I’m glad I’m Not the Archbishop of Canterbury!
The introduction of Living in Love and Faith and its acceptance by the General Synod has rocked the worldwide Anglican Communion. The headline measure, the blessing of same-sex marriages in Church of England churches has, predictably, caused uproar amongst certain sections of the church and outraged the global south. To an observer, such as yours truly, it looks like a classic example of committee’ism(!). It doesn’t allow same-sex marriages to be formed in a Church of England parish church but, once formed elsewhere, a service of blessing over the marriage may be performed. This is the very worst kind of compromise that pleases no side as we have observed in the months since.
It seems to me that it is a pastoral impossibility, in a single parish church or congregation, to simultaneously affirm that it is not right (sinful!) to form same-sex marriages but that it is good to formally approve and bless such a marriage once formed.
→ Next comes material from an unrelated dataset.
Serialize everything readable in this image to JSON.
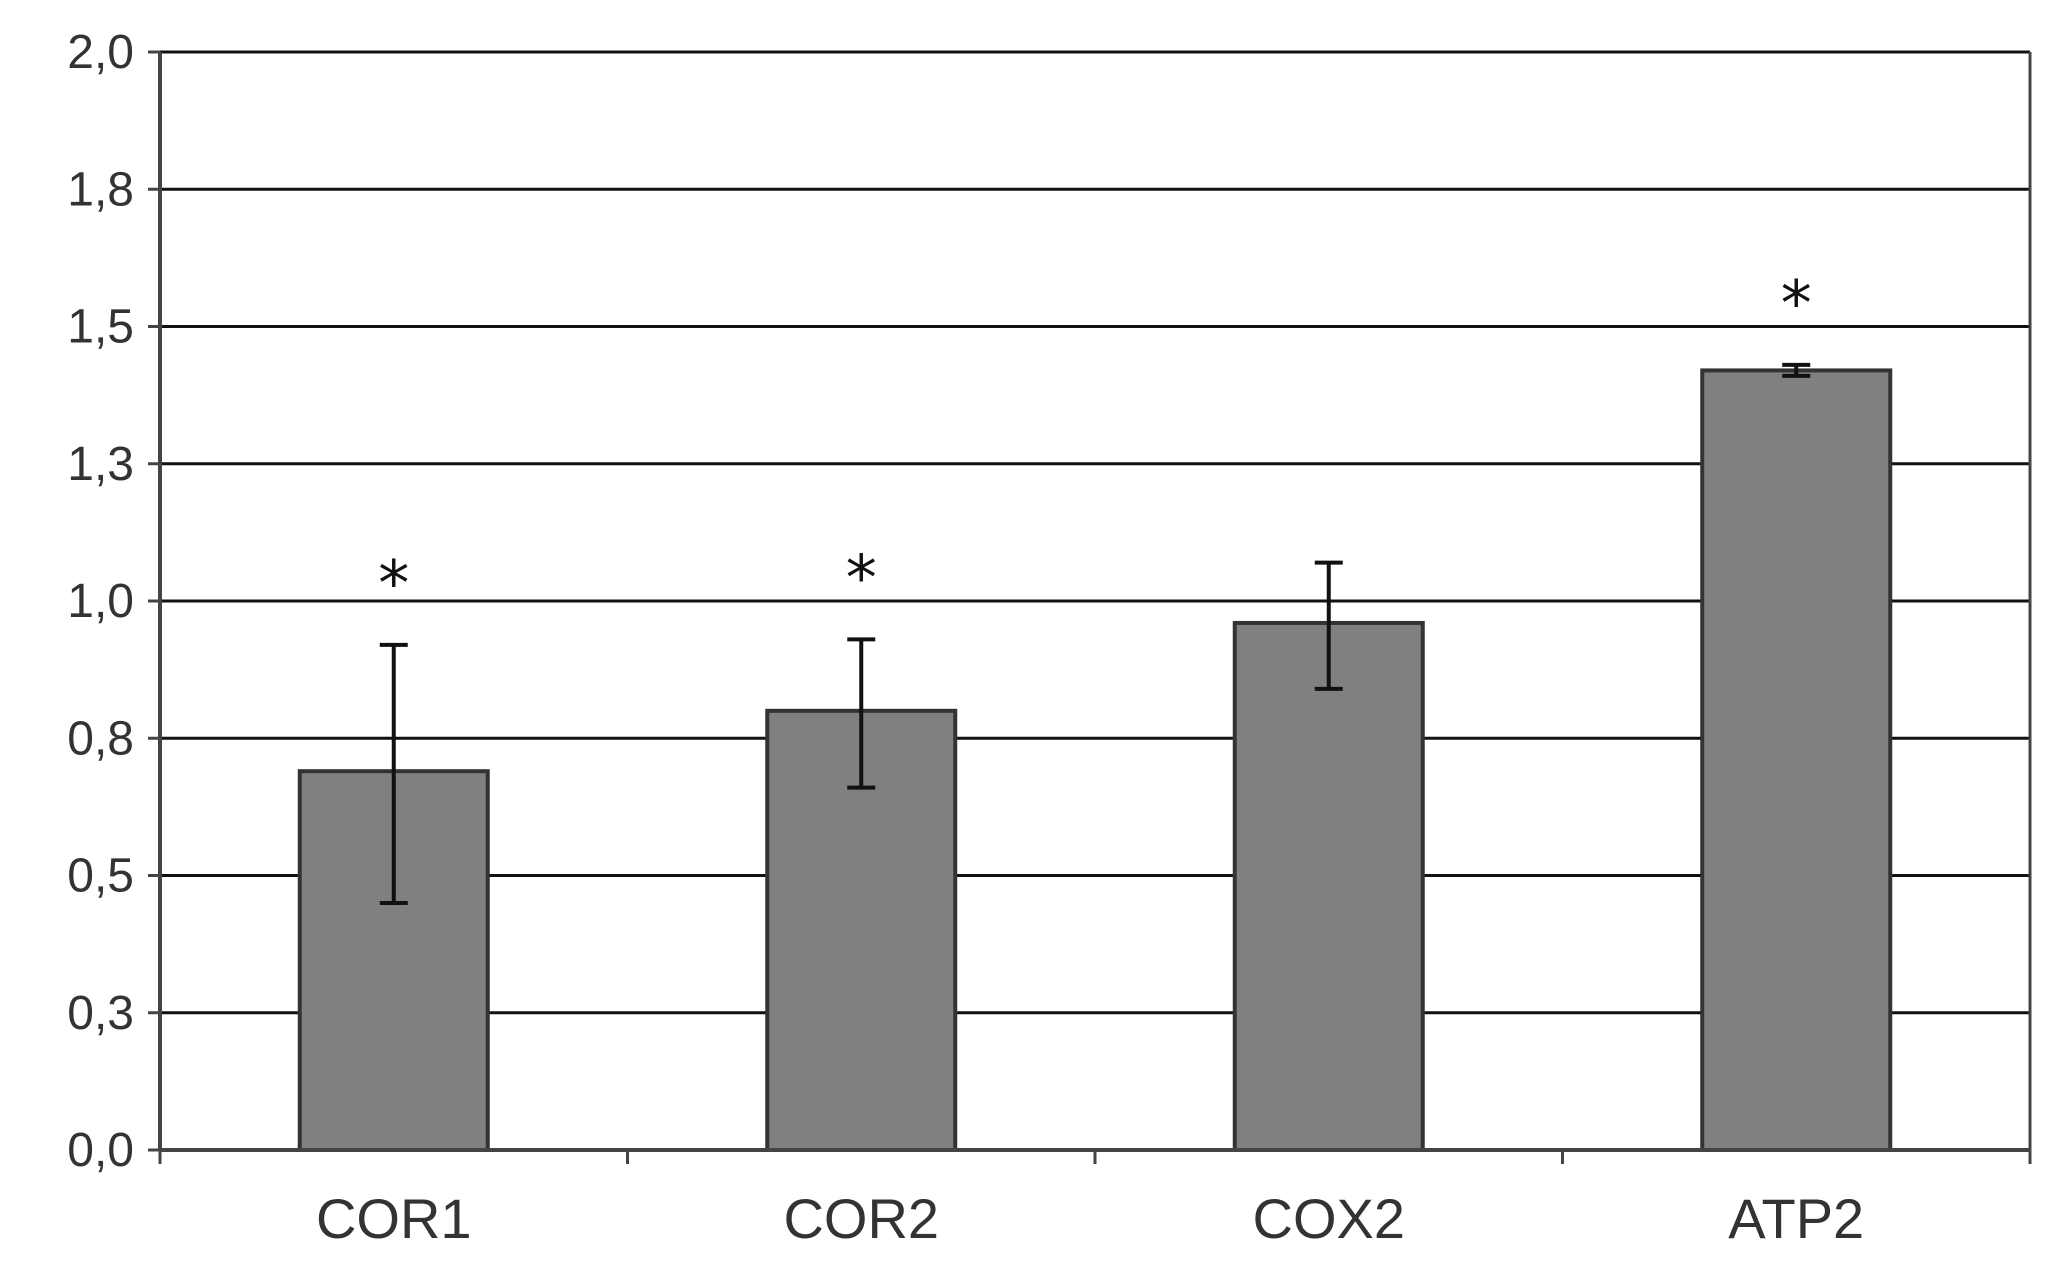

A minister in that church would, in effect, be saying to certain parishioners it is not right for you to marry but, then, to other parishioners, it’s perfectly right and good for you to be married! It does seem to me, that for an individual parish church it has to be one or the other. It can’t be both.
I do not know if the Anglican Church has the mechanisms or procedures to allow individual parish churches to hold different views on this matter but I would suggest this is the better way forward. It declares that our position on same-sex marriages is not of fundamental importance to our unity as Christians – we will all stand before the judgement throne purely on the basis of what Christ has done for us and on our faith in Him – but, it recognises that we humbly hold very different understandings of what scripture teaches on this matter and that these differences are pastorally incompatible at the local level. Unity does not mean I must agree with my brother on every single matter (if it did, then I would have to seriously question the salvation of Christians claiming to be Tory 😊) but it does mean that, sometimes, it is better to live in separate houses because of these differences while acknowledging we are still family.
As a Senior Pastor, I led a complex church: multi-congregational, multisite, multi-lingual and multicultural. Sometimes, the differing expectations, differing outlooks, differing assumptions made life very fraught (ask the wife!). It’s with considerable sympathy, then, that I regard Justin Welby and his unenviable task of leading the Anglican Communion which spans not only hundreds of parish churches in the UK but individual communions across continents. At the best of times, it is a complex task requiring great diligence and care to navigate tricky currents. When times are contentious those tricky currents become treacherous and can explode in raging white water threatening to overturn the boat each moment that passes. I am really glad I am not the Archbishop of Canterbury!